Dose-dependent, test item-related adverse effects were also noted on body weight and body weight development including significant loss of body weight in the MD and the HD group in the course of treatment. Correlating effects on food consumption were seen in the HD group.

Histopathologically, progressive polyneuropathy was noted in peripheral nerves (brachial, femoral and sciatic nerves including distal extensions) with focal nerve fiber swellings, swellings of Schwann cells, myelin break down, multifocal axonal fragmentation and in more advanced lesions with Bügner’s bands. Caudal nerves were more affected than cranial nerves. The microscopic findings in the peripheral nerves were recorded in both decedent and surviving animals of the MD and the HD group. They are indicative for an induced primary, distal axonopathy. In animals with high severity affection, also the nerve roots of the spinal cord were affected, but less in severity. Findings did not recover in surviving animals that underwent the treatment-free recovery period. Findings in skeletal muscles (quadriceps and gastrocnemius) at the end of the treatment period in terms of minor severity degrees of myofiber atrophy and/or degeneration are of secondary nature. A lung disease consisting of an unusual increase of subacute peri-/vasculitis was noted in the HD group. In the heart of one decedent animal a peri-/arteritis in an intramural coronary artery was noted, which might also be related to the peri-/vasculitis observed in the lungs.

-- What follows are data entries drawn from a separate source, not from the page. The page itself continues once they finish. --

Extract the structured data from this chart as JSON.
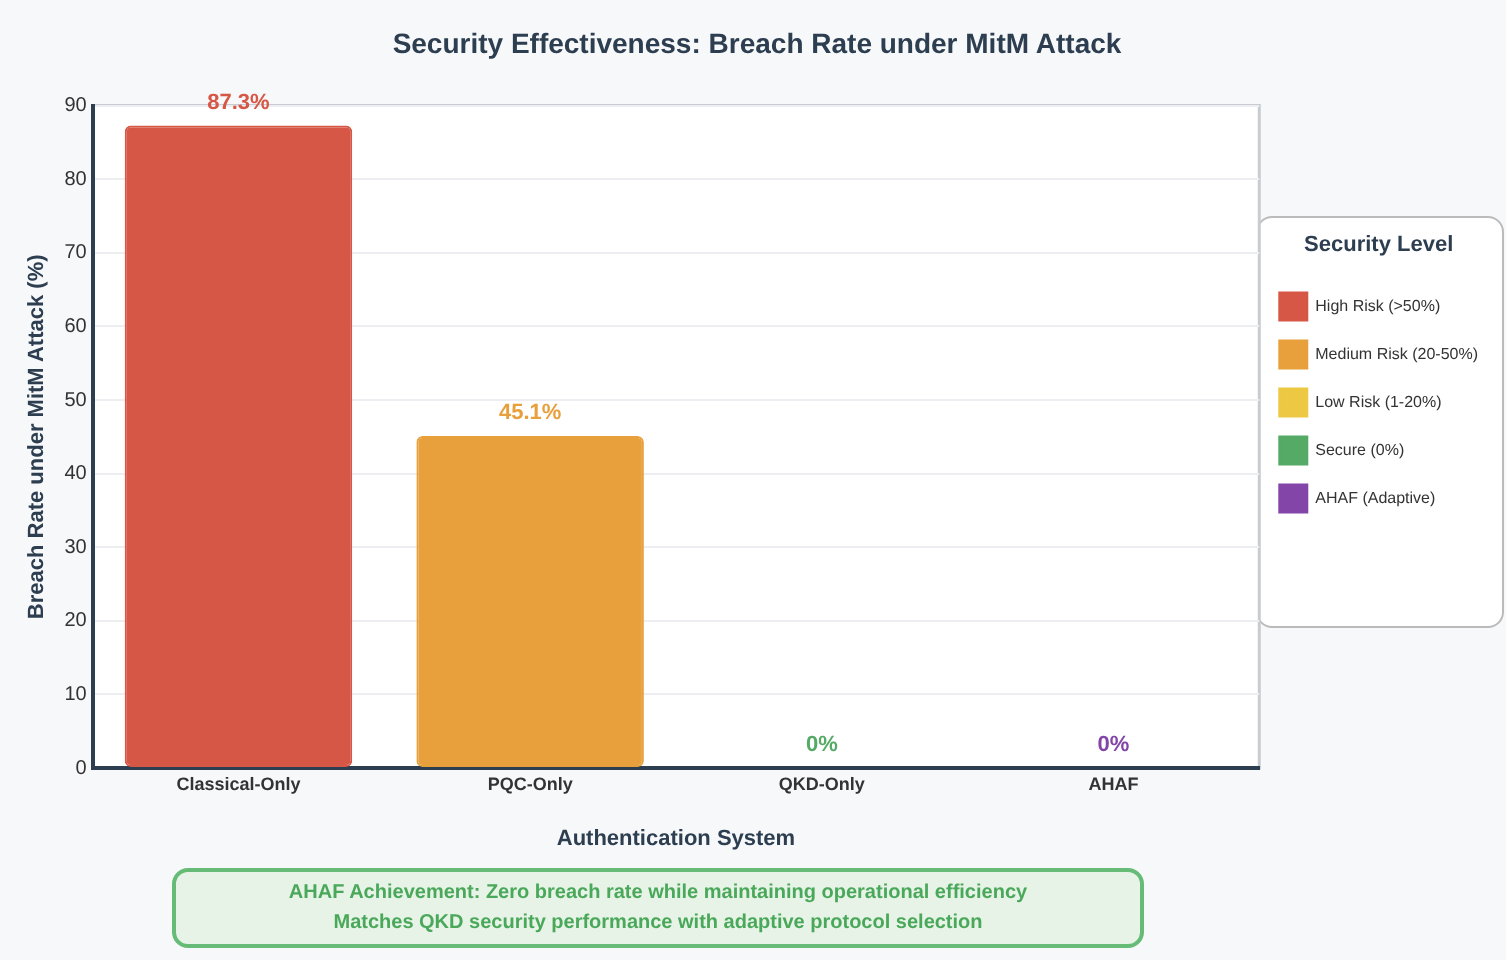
{
  "chart_data": {
    "type": "bar",
    "title": "Security Effectiveness: Breach Rate under MitM Attack",
    "xlabel": "Authentication System",
    "ylabel": "Breach Rate under MitM Attack (%)",
    "legend_title": "Security Level",
    "legend": "right",
    "stacked": true,
    "grid": "y",
    "categories": [
      "Classical-Only",
      "PQC-Only",
      "QKD-Only",
      "AHAF"
    ],
    "series": [
      {
        "name": "High Risk (>50%)",
        "color": "#d65745",
        "values": [
          87.3,
          null,
          null,
          null
        ],
        "value_labels": [
          "87.3%",
          null,
          null,
          null
        ]
      },
      {
        "name": "Medium Risk (20-50%)",
        "color": "#e8a03c",
        "values": [
          null,
          45.1,
          null,
          null
        ],
        "value_labels": [
          null,
          "45.1%",
          null,
          null
        ]
      },
      {
        "name": "Low Risk (1-20%)",
        "color": "#ecc843",
        "values": [
          null,
          null,
          null,
          null
        ]
      },
      {
        "name": "Secure (0%)",
        "color": "#55aa66",
        "values": [
          null,
          null,
          0,
          null
        ],
        "value_labels": [
          null,
          null,
          "0%",
          null
        ]
      },
      {
        "name": "AHAF (Adaptive)",
        "color": "#8445a8",
        "values": [
          null,
          null,
          null,
          0
        ],
        "value_labels": [
          null,
          null,
          null,
          "0%"
        ]
      }
    ],
    "ylim": [
      0,
      90
    ],
    "yticks": [
      0,
      10,
      20,
      30,
      40,
      50,
      60,
      70,
      80,
      90
    ],
    "annotations": [
      "AHAF Achievement: Zero breach rate while maintaining operational efficiency",
      "Matches QKD security performance with adaptive protocol selection"
    ]
  }
}
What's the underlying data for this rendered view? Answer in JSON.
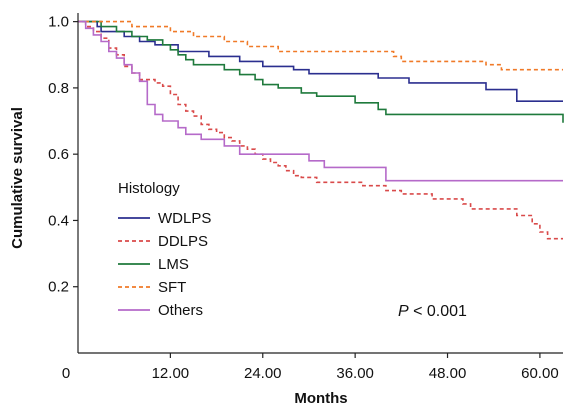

Test item-related findings in the liver consisted of hepatocellular hypertrophy and minimal to slight hepatocellular necrosis in few animals of the MD and the HD group. These findings were not observed after the recovery period.

Justification for classification or non-classification

Based on the available data for [2-(perfluorohexyl)ethyl]triethoxysilane, a classification for STOT RE (peripheral nervous system) Category 2 is required according to Regulation (EC) No 1272/2008.